Posted by Domenico Delle Side Wed, 07 Oct 2009 09:17:00 GMT

È proprio così, Mister B. ha già vinto quando il cosiddetto Lodo Alfano è stato approvato. Che oggi lo boccino, lo approvino o che lo salvino in parte, poco cambierà: Mister B. sarà sempre salvo.

Guardiamo le tre possibilità. Se il lodo viene bocciato, i processi a suo carico riprenderanno, ad esempio quello legato alla vicenda per cui l’avvocato inglese Milss è stato già condannato. Bene, proprio per questo motivo, dovrà essere nominata una nuova corte (quella che ha già giudicato Mills è ormai di parte, perché l’ha condannato), che dovrà studiare tutti i fascicoli del processo, spesso farciti di burocratese colto, che in realtà non dice alcunché. Il risultato sarà che nel 2012 scatterà la prescrizione (grazie ad alcune leggi modificate ad hoc in passato) e tutto questo lavoro andrà a farsi benedire. Poi parlano di spreco di denaro pubblico!

L’altra evenienza è che il lodo venga salvato e qui è chiaro il motivo del successo.

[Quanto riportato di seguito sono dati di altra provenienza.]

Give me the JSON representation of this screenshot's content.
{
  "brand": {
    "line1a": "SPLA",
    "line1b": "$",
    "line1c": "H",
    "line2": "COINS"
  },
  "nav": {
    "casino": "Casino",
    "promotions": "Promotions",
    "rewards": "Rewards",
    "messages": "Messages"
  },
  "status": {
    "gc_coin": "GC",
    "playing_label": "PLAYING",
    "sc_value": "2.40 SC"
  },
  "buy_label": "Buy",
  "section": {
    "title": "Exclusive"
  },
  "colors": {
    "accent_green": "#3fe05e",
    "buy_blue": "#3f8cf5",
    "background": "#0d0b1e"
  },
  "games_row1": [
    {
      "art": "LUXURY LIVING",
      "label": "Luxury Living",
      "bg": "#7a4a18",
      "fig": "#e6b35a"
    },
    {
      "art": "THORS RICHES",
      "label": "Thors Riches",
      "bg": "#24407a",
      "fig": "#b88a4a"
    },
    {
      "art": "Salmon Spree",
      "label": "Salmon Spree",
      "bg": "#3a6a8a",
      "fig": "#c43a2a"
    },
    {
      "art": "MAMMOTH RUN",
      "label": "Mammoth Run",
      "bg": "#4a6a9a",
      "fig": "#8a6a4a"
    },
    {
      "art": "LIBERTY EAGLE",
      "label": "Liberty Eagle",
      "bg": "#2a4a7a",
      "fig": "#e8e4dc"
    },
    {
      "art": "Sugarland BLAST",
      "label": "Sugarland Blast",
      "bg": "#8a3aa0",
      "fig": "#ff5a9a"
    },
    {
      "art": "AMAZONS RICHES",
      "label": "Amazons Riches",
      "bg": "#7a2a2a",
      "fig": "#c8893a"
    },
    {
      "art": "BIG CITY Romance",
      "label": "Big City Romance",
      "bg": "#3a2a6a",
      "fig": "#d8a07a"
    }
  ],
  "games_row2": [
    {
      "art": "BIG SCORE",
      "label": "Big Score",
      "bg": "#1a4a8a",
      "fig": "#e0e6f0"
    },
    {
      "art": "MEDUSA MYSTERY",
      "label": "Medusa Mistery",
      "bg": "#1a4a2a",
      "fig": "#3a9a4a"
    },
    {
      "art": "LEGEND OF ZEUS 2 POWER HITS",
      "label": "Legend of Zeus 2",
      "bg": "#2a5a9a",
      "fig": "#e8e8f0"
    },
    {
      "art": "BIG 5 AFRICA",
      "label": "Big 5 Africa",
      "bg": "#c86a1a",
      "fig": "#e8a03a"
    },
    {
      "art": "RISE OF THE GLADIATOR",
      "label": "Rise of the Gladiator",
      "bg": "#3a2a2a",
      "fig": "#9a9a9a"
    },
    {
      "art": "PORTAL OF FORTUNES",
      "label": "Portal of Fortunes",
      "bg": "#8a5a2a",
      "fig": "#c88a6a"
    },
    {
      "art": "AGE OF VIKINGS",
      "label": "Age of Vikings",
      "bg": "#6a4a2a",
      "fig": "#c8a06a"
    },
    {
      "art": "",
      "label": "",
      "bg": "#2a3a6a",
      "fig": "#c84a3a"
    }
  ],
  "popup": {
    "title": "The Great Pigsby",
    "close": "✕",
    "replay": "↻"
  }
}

In ultimo, se il lodo viene parzialmente salvato, verrà sancitò dalla corte costituzionale che l’impianto della legge è giusto e degno di un paese civile, democratico e bla bla bla.

Comunque sia, dal mio punto di vista ciò che accadrà sarà proprio l’ultima evenienza, il Lodo Alfano verrà salvato. Di questi tempi, andare contro Mister B. fa troppa paura.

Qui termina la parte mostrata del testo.